I grew up in trailer parks and houses that were either A.) unfinished B.) too small C.) falling apart or D.) all of the above. Now that I'm older, in college, working to make my own money and paying for my own apartment, I'm feeling on top of the world. This apartment is bigger than any house I've ever lived in, even more so than the one my family now comfortably fits in and loves more than anywhere else we've ever lived. As I cross these milestones and make all the progress I am, there are challenges I'm overcoming that, to people who have never had to struggle, seem so easy. These are the things that mean the most to me.
Every article of clothing I have for my office job, I bought myself and worked for. The fact that I even have an office job is a feat in itself to myself, as well as my parents who have broken their backs for 25 years in labor jobs. The night I got my job and we went to Walmart/Target/Ross to get those clothes, my friends didn't share my excitement. They just saw them as "temporary" clothes until I could go "real" shopping. I still have a pair of jeans from the eighth grade because plus size jeans are expensive and Mama had to worry about making sure there was gas for work and my sister had shoes she could wear when it rains.
I have a change jar in my room and when it's filled up, I'll have enough money to put the down payment on a car. Not a new car, but a beautiful used 2010 Ford Focus, which is newer than any car my parents have ever owned. My change jar means everything to me. So, when my roommate asked if she could take a couple of dollars to get snacks and I snapped back with a hard "no?" I wasn't trying to be rude. I was protecting what I work so hard for. That's one thing I wish I could help people understand: I don't mean it in a rude way. I don't mean to be hateful, but I work my ASS OFF for every cent I have and everything I have.
The. Fact. That. I. Have. An. Apartment. To. Call. My. Own. Is. Insane. It's even an apartment where I don't have to worry about making rent, but here's the poor kid catch. It's livable. It's more than livable. It's perfect. I have my OWN ROOM, AND MY OWN BATHROOM. At Mom's, there are 5+ people sharing one bathroom. One. I've never even thought about having my own bathroom. And you can bet I've got a whole Pinterest board of shower curtains and bathroom decor. I get choices, I don't have to take the first thing that I can afford. I put so much time and effort into this one and I couldn't be happier to get to start my new life in my own home.
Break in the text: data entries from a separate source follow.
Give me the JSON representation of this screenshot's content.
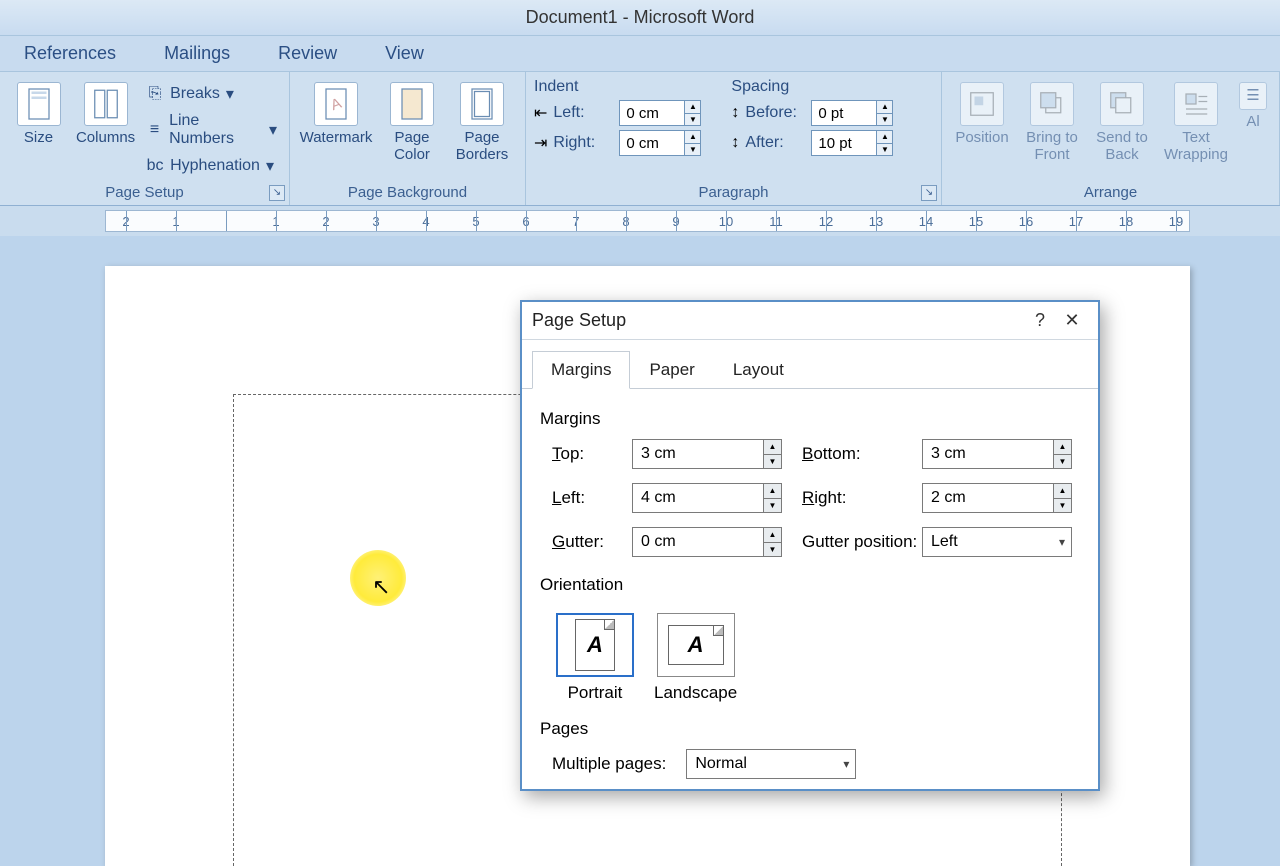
{
  "window": {
    "title": "Document1 - Microsoft Word"
  },
  "ribbon_tabs": {
    "references": "References",
    "mailings": "Mailings",
    "review": "Review",
    "view": "View"
  },
  "ribbon": {
    "page_setup": {
      "label": "Page Setup",
      "size": "Size",
      "columns": "Columns",
      "breaks": "Breaks",
      "line_numbers": "Line Numbers",
      "hyphenation": "Hyphenation"
    },
    "page_background": {
      "label": "Page Background",
      "watermark": "Watermark",
      "page_color": "Page Color",
      "page_borders": "Page Borders"
    },
    "paragraph": {
      "label": "Paragraph",
      "indent_title": "Indent",
      "spacing_title": "Spacing",
      "left_label": "Left:",
      "right_label": "Right:",
      "before_label": "Before:",
      "after_label": "After:",
      "left_val": "0 cm",
      "right_val": "0 cm",
      "before_val": "0 pt",
      "after_val": "10 pt"
    },
    "arrange": {
      "label": "Arrange",
      "position": "Position",
      "bring_front": "Bring to Front",
      "send_back": "Send to Back",
      "text_wrap": "Text Wrapping",
      "align": "Al"
    }
  },
  "dialog": {
    "title": "Page Setup",
    "tabs": {
      "margins": "Margins",
      "paper": "Paper",
      "layout": "Layout"
    },
    "margins": {
      "section": "Margins",
      "top_label": "Top:",
      "top_val": "3 cm",
      "bottom_label": "Bottom:",
      "bottom_val": "3 cm",
      "left_label": "Left:",
      "left_val": "4 cm",
      "right_label": "Right:",
      "right_val": "2 cm",
      "gutter_label": "Gutter:",
      "gutter_val": "0 cm",
      "gutter_pos_label": "Gutter position:",
      "gutter_pos_val": "Left"
    },
    "orientation": {
      "section": "Orientation",
      "portrait": "Portrait",
      "landscape": "Landscape"
    },
    "pages": {
      "section": "Pages",
      "multiple_label": "Multiple pages:",
      "multiple_val": "Normal"
    }
  },
  "ruler_numbers": [
    "2",
    "1",
    "",
    "1",
    "2",
    "3",
    "4",
    "5",
    "6",
    "7",
    "8",
    "9",
    "10",
    "11",
    "12",
    "13",
    "14",
    "15",
    "16",
    "17",
    "18",
    "19"
  ]
}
So I know it doesn't seem like much to others, it just seems like something I'm "supposed" to do. To me, this is everything I am out here thriving. When I sat on my dorm bed for the first time last year, I cried. When I got that first big job, I cried. When I found out I had friends who loved and understood me enough to live with me, I cried. When I realized I was doing it, that Momma knew I made it and Daddy was proud of me, I cried. We can't all be born with the blessing of security. I didn't even realize it was a thing until about a year ago. So, here I am. Thriving.